The adjuvant (and neo-adjuvant) systemic therapy reduces the clinically significant metastasis according to subtype of the primary non-metastasised breast carcinoma to differing proportions. The patient expects the attending physician to weigh the benefits (better tumour-specific survival) against the so-called costs (worsened quality of life caused by the therapy). In the comparison between tumour-specific survival and overall survival, however, are to be included, even to a minor degree, cases of treatment-delayed mortality (through cardiotoxic drugs or the development of solid secondary tumours or acute forms of leukaemia), which must be added to the costs. For the evaluation of the individual risk of distant metastasis, the established prognosis factors, size of the tumour, lymph node status, grading, PVI (peritumoral venous invasion) and the estrogen receptor and progesteron receptor status as well as the HER-2/new-overexpression were taken into account. This risk-adapted selection for adjuvant therapy is reflected in the St. Gallen conferences on breast carcinoma. Additionally, in 2009 , in this regard, the proliferation index (Ki67 labelling index and/or the histopathological description of the mitosis index) and also gene signatures were discussed.
The determination of the proteins uPA (urokinase-type plasminogen activator) and its counterpart PAI-1 (bio-marker PAI-1 and uPA [2, 3]), particularly propagated in Germany, was unable to assert itself internationally.
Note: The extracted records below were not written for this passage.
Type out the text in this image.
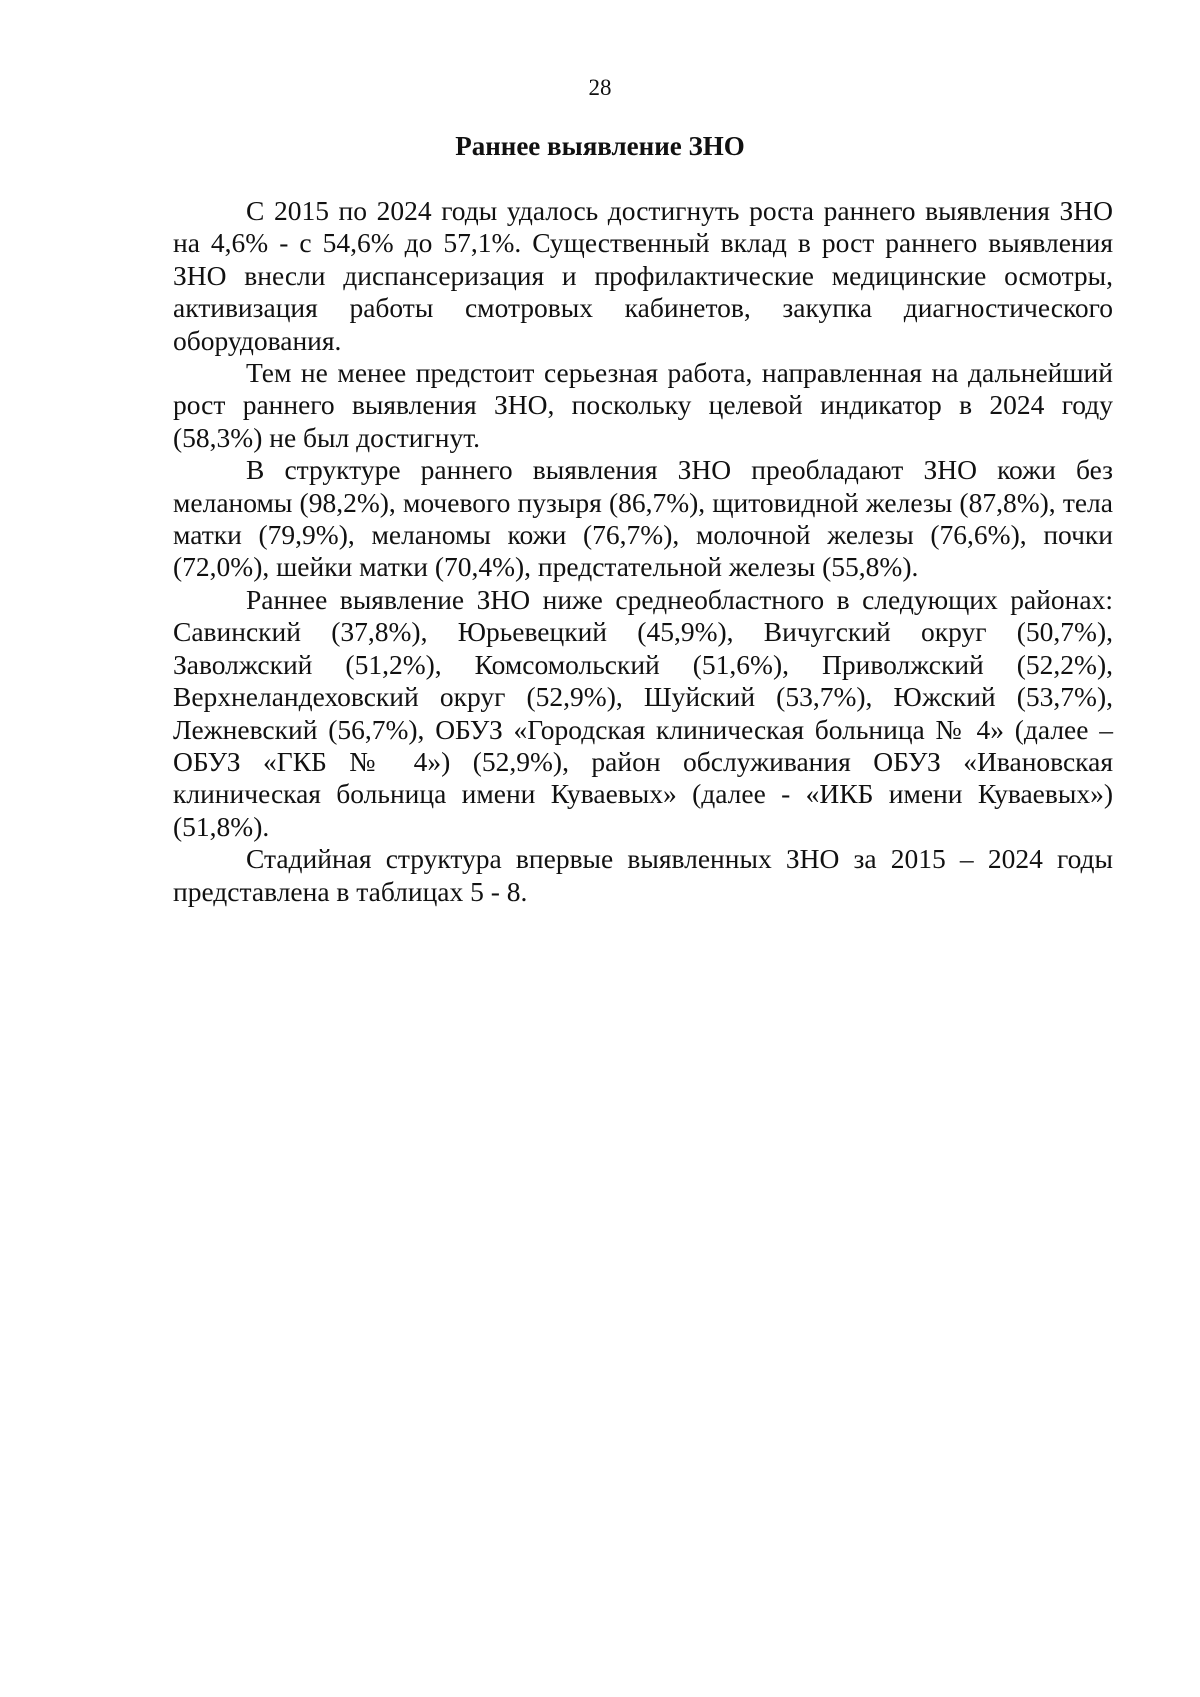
28
Раннее выявление ЗНО

С 2015 по 2024 годы удалось достигнуть роста раннего выявления ЗНО на 4,6% - с 54,6% до 57,1%. Существенный вклад в рост раннего выявления ЗНО внесли диспансеризация и профилактические медицинские осмотры, активизация работы смотровых кабинетов, закупка диагностического оборудования.

Тем не менее предстоит серьезная работа, направленная на дальнейший рост раннего выявления ЗНО, поскольку целевой индикатор в 2024 году (58,3%) не был достигнут.

В структуре раннего выявления ЗНО преобладают ЗНО кожи без меланомы (98,2%), мочевого пузыря (86,7%), щитовидной железы (87,8%), тела матки (79,9%), меланомы кожи (76,7%), молочной железы (76,6%), почки (72,0%), шейки матки (70,4%), предстательной железы (55,8%).

Раннее выявление ЗНО ниже среднеобластного в следующих районах: Савинский (37,8%), Юрьевецкий (45,9%), Вичугский округ (50,7%), Заволжский (51,2%), Комсомольский (51,6%), Приволжский (52,2%), Верхнеландеховский округ (52,9%), Шуйский (53,7%), Южский (53,7%), Лежневский (56,7%), ОБУЗ «Городская клиническая больница № 4» (далее – ОБУЗ «ГКБ № 4») (52,9%), район обслуживания ОБУЗ «Ивановская клиническая больница имени Куваевых» (далее - «ИКБ имени Куваевых») (51,8%).

Стадийная структура впервые выявленных ЗНО за 2015 – 2024 годы представлена в таблицах 5 - 8.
Instead, gene signatures on the basis of “micro array analysis” or the “RT-PCR method” are becoming increasing established commercially as Oncotype DX  or “MammaPrint” . In German-speaking pathology, to ensure independence from the aforesaid commercial suppliers, the Endopredict-Test  has been developed. Additionally, by way of genome analysis using DNA micro arrays, subtypes have been defined , the prognostic significance of which was finally highlighted at the 2011 St. Gallen Conference .
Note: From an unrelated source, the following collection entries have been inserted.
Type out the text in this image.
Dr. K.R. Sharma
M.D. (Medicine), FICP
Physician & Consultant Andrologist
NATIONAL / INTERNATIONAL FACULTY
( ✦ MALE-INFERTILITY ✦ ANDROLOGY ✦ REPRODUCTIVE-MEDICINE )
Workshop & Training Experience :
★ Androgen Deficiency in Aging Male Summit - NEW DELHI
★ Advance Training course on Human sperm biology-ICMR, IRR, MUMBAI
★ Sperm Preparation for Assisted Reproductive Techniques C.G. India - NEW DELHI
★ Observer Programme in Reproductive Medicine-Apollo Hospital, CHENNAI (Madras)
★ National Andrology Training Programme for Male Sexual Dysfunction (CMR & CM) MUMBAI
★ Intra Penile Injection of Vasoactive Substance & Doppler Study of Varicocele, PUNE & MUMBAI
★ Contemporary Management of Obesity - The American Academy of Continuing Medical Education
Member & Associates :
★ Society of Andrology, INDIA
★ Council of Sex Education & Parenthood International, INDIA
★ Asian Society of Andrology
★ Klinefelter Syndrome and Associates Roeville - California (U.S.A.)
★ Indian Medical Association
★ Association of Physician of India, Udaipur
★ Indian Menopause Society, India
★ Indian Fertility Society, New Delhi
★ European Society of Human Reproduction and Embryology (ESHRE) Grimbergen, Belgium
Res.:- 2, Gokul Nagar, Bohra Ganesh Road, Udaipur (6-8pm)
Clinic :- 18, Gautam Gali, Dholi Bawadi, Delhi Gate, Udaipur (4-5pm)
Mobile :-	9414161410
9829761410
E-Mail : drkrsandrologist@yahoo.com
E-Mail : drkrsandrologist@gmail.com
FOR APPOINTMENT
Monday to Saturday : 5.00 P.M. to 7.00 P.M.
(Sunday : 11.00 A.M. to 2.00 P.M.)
A number of other research areas concerning prognosis and histological differentiation of breast carcinoma will only be mentioned briefly. Apart from the identification of appropriate gene signatures, a model of human breast cancer progression has been in development for a number of years. While researchers until recently assumed a linear path from flat epithelial atypia (FEA) via atypical ductal hyperplasia (ADH) and DCIS to invasive ductal carcinoma, new findings using transcriptomic and epigenetic technologies are pointing to at least one further molecular genetic pathway [see  for a summary of molecular based publications]. A number of review articles on a multitude of prognostic paraters including AgNOR have been published [see  for a summary] without yet entering the therapy recommendations of the relevant consensus conferences. Nevertheless, women carrying a germline mutation on the BRCA-1 or BRCA-2 gene are accepted into an early recognition program reflecting a risk for not only earlier but more aggressive forms breast cancer . The β1 integrin expression is not only correlated to survival, but as a cell adhesion molecule represent a prognosis factor for metastasis that is independent of cell proliferation . Mammaglobin-A and –B are parameters specific to breast carcinoma .
Besides the individual imprecision in the prognosis with regard to individual patients, there has been repeated discussion on the inter- and intra-observer variability of the classical, histological prognosis parameters. Moreover, the standardisation of the immune histochemical results is criticised because it involves a semi-quantitative procedure. The results for HER-2/new are given as approximately 20% inaccurate . Also other studies criticised this imprecision  and attempted to establish alternative methods of diagnosis .
For this reason, we took the opportunity to conduct a long-term analysis in regard to overall survival by means of automated microscopic image analysis of the nucleolar organizer regions (AgNORs) to objectify the tumour grading in the case of breast carcinoma.
This involves a selective depiction of argyrophilic proteins that are associated with the nucleolus organizer regions. The quantity of the AgNOR particles and/or their surface parameters correlate with the proliferation activity and hence could constitute a standardised parameter for the tumour grading as prognosis marker.
Research via PubMed (1 February 2012), revealed only 114 hits for the combination of “AgNOR” and “breast cancer” during the years from 1989 to 2011. In the Charité, since the mid-1980s, various “AgNOR” working groups engaged themselves with a variety of different tumour entities also including, for example, breast cancer and its preliminary stages (overview)[18–21]. Originally, the AMBA (automatic microscopic image analysis) of the AgNOR promised to obtain more precisely defined information in relation to survival compared with the conventional method of grading in the case of breast cancer.
Therefore, only those AgNOR parameters that in earlier evaluations showed an univariate, significant correlation with overall survival were included in the analysis. The individual AgNOR parameters are described in detail elsewhere [22, 23].